Watches & Wonders 2015: The choice of balance
At the second day of Watches & Wonders, the heat was turned up under the program, which, thanks to private meetings and a round table with Georges Kern of IWC, allowed us to get an idea of the broad trends in the market.
It was the interview with Georges Kern that started the day off. The idea was to get a snapshot of the market at H-hour and to inquire about the major trends in the said market.Asked what he thought of the prospects for the markets in general in the coming months, this CEO, who is known for his candid statements, said that Asia was in a transitional phase and so it was difficult to pinpoint the directions this market would be heading in.He feels that the decline felt in recent months was heading towards stabilization. Nevertheless, Georges Kern did acknowledge that the Asian market is very young still and that its lurches were difficult to analyze. All one can say is that a slow-down in buying following a period of strong growth can be explained by a normalization in consumption.Worth noting in passing is the fact that IWC, with almost eighty boutiques of its own world-wide, including seven in Hong Kong, admits to having found the fulcrum in its distribution system. It knows how to occupy territory itself wherever necessary (USA in particular), while at the same time giving itself the means to reach out to the consumers by launching products which, like the Portofinos – highly appreciated in Europe – are susceptible to responding to the requirements of urbanites in the West seeking timeless design that can be worn easily with a suit.
One model from the IWC collection presented during the Watches & Wonders 2015 stuck out, the Portofino Monopusher Chronograph with manual winding. With its perfectly balanced case and chronograph pusher embedded in the winding crown, this sizable device falls in the category "reasonable vintage." In other words, this timekeeper in anthracite color aims to conceal its functionalities in order to attract the eye to its overall design. The equilibrium is stupendous, with two totalizers at 6 and 12 o'clock respectively, and the power reserve indicator. Through the transparent case back, one can see the in-house hand-wound mechanical movement, finished with great care, and boasting a large and impressive column wheel. This chronograph, with its refined look and ideal proportions, boasts a truly timeless design. It will satisfy the city dweller in a quest for a sober timekeeper with powerful charisma.
A visit to Panerai was also in the wings, because the company had announced the presentation of some extremely attractive products, like the new Radiomir 1940 Three Days in a 42-millimeter steel or rose gold case equipped with the latest Panerai caliber with manual winding, the P. 1000. It comes with colorful bracelets and is perfect for women who feel an urge to leave the beaten paths or for aficionados of vintage timepieces with a strong character. Equally remarkable is the Radiomir 1940 Three Days Automatic in a 42-millimeter steel case. With this second offering, the collection, which is already much-prized, attained its point of equilibrium. The automatic caliber, wound with a micro-rotor, has a number of advantages, including ensuring the watch's handsome lines, which are the source of its charm. These two very attractive timepieces, the Radiomir and the IWC chronograph mentioned above, respond to a target group including aficionados seeking a new watch experience.And they will be satisfied , because nothing was left to chance, except perhaps the finishings on the caliber P.1000, which left us a little doubtful.
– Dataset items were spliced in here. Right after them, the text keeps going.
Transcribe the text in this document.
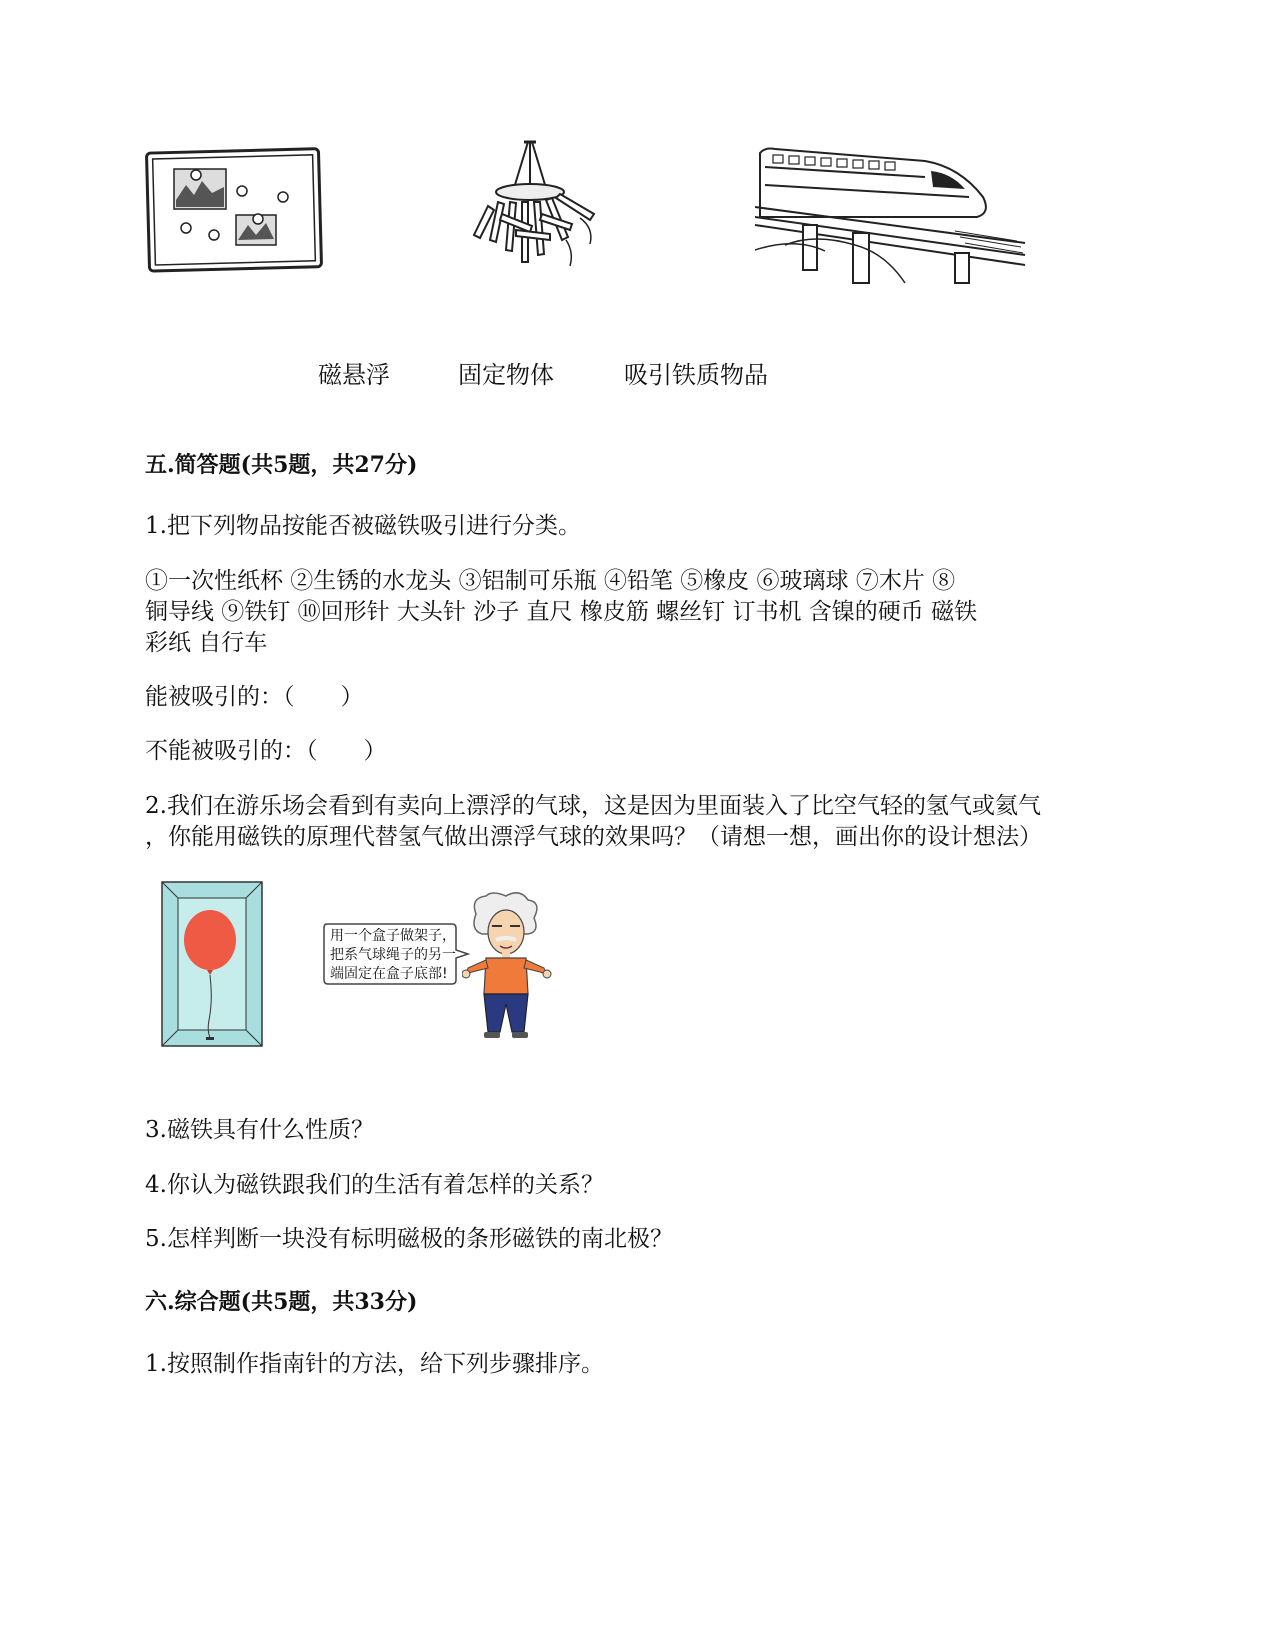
磁悬浮	固定物体	吸引铁质物品
五.简答题(共5题，共27分)
1.把下列物品按能否被磁铁吸引进行分类。
①一次性纸杯 ②生锈的水龙头 ③铝制可乐瓶 ④铅笔 ⑤橡皮 ⑥玻璃球 ⑦木片 ⑧
铜导线 ⑨铁钉 ⑩回形针 大头针 沙子 直尺 橡皮筋 螺丝钉 订书机 含镍的硬币 磁铁
彩纸 自行车
能被吸引的：（　　）
不能被吸引的：（　　）
2.我们在游乐场会看到有卖向上漂浮的气球，这是因为里面装入了比空气轻的氢气或氦气
，你能用磁铁的原理代替氢气做出漂浮气球的效果吗？（请想一想，画出你的设计想法）
用一个盒子做架子，
把系气球绳子的另一
端固定在盒子底部!
3.磁铁具有什么性质？
4.你认为磁铁跟我们的生活有着怎样的关系？
5.怎样判断一块没有标明磁极的条形磁铁的南北极？
六.综合题(共5题，共33分)
1.按照制作指南针的方法，给下列步骤排序。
The day at Watches & Wonders would not have been rounded off without the discovery of a genuine horological nugget, namely at Jaeger-LeCoultre:the Geophysic. From the heart of this line that has already spawned a wealth of products comes the Geophysic True Second, a watch inspired by a reference launched in 1958, the International Geophysical Year.With its case in steel or rose gold, and its automatic caliber JLC770, this highly accurate chronometer – never certified by a dedicated organization – will be the pride and joy of purists, because it features some rare assets.One in particular is the Gyrolab®, a precision balance wheel that vibrates at 28,800 vph. It was originally developed in 2007 for the Master Compressor Extreme Lab 1. The designers also used a deadbeat second, which was given the name "True Second®" for this watch.The 39.6-millimeter case is perfectly balanced. This is a watch that will definitely appeal to the expert with a taste for contemporary classical products that have synthesized the best of past and present watchmaking and, as such, always go further in their quest for essential values.